If the purpose of disciplinary action is to deter or to correct behavior, and data shows that criminal behavior increased, Brent said, “we need to go back to the drawing board about the way we are administering discipline and punishment in schools.”
The study focused on what extent being suspended from middle and high school led to criminal behavior. It examined whether school suspensions amplified the likelihood that adolescents would attack or assault someone, possess a gun, sell illegal substances, destroy property, and steal.
“When you increase punishment in schools, you actually increase offending in schools,” said Mowen, the assistant professor of sociology who led the study. “Our findings show that the use of zero tolerance policies like suspensions don’t contribute to positive outcomes.”
“Suspensions seemed to kick students off the track of where they should be ,” said Mowen, who received both his undergraduate degree and master’s degree from University of Louisville.
The research was based on data from the National Longitudinal Survey of Youth 1997. That survey included 8,984 teens from a variety of racial and ethnic backgrounds from all 50 states who were between 12 and 18 at the start of the study. Information about the participants was collected annually.
Participants were asked if they had been suspended from school as well as how many times they had engaged in criminal offenses. They were asked how many times within the last 12 months they attacked or assaulted someone, carried a gun, sold illegal substances, destroyed property, stole an item worth less than $50, or stole an item worth more than $50.
The new study focused on data collected between 1997 and 2000.
One suspension contributed to a 65 percent increase in criminal offenses, two suspensions contributed to about a 100 percent increase in criminal offenses, and three suspensions contributed to a 200 percent increase in criminal offenses, Mowen said.
The new research showed that black and hispanic teens reported lower levels of offending than white teens, which is contrary to existing studies that have found that white teens report lower levels of offending. The study said that existing research shows strong racial and ethnic inequalities in school suspensions.
The researchers, who also included John H. Boman IV of Bowling Green University, noted that school discipline has changed since the time the data in the survey was collected, with school security and discipline intensifying.

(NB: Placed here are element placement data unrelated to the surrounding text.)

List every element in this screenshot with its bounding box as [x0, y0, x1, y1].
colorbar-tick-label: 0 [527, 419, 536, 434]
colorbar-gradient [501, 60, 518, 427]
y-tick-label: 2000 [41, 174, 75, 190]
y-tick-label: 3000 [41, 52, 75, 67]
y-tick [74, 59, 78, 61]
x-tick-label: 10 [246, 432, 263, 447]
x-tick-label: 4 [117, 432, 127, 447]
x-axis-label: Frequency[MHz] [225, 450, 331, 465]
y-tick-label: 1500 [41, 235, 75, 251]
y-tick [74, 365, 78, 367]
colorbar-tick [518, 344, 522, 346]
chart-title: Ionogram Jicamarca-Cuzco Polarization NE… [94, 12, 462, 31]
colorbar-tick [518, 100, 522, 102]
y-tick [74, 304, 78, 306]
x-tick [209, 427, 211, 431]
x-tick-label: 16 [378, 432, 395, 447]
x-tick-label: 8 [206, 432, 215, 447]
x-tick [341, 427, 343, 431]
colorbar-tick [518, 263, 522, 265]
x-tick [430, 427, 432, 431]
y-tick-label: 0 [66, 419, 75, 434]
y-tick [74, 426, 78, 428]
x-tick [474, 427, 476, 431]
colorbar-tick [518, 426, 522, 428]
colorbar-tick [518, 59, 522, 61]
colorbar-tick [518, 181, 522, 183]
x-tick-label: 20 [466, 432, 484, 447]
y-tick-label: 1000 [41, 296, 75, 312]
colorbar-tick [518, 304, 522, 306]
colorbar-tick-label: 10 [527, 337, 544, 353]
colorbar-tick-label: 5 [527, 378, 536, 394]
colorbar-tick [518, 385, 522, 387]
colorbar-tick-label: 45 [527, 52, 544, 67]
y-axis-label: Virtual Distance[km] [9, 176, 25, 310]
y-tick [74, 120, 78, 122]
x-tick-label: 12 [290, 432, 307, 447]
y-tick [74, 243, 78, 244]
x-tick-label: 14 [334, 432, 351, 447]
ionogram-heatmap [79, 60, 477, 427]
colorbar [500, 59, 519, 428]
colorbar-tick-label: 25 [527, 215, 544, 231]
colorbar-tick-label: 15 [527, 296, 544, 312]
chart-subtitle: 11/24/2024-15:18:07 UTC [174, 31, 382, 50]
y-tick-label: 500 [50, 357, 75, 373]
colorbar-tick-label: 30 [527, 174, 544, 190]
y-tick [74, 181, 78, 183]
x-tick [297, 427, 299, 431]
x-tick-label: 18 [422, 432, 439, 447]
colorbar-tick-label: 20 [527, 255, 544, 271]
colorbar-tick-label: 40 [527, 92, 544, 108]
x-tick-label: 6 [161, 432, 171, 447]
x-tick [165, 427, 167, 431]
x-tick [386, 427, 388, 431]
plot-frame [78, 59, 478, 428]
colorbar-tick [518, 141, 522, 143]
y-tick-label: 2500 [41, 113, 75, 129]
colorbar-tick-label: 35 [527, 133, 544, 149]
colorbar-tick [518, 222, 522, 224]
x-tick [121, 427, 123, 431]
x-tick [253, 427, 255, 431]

They said the study may underestimate the effect of school discipline on subsequent criminal offenses
However, the study said it is inappropriate to suggest that school officials should completely abandon their use of suspensions, noting that fair and equitable punishment can have positive outcomes.
Brent said greater involvement from families and school staff to deal with the underlying problem causing the adverse behavior could help.
Some school districts in Kentucky, including Fayette County Public Schools, are currently working to reduce suspensions.
Fayette district officials released suspension rate data in May , saying that while student enrollment has increased compared to three years ago, students missed 464 fewer days of school because of suspension in the academic year 2018-19.
However, members of the group BUILD,which stands for Building a United Interfaith Lexington through Direct Action, are speaking out about the number of suspensions in Fayette County, saying they are still too high.
Group members appeared at Fayette County Public School Board meetings in May and again in June to ask if Superintendent Manny Caulk would meet with them to talk about using restorative practices, a method which builds trust among students and authority, to reduce suspensions.
Fayette officials have said they already have a trainer who works directly with schools on restorative practice, plan to expand the number of people trained in the process, and currently use mediation in several schools.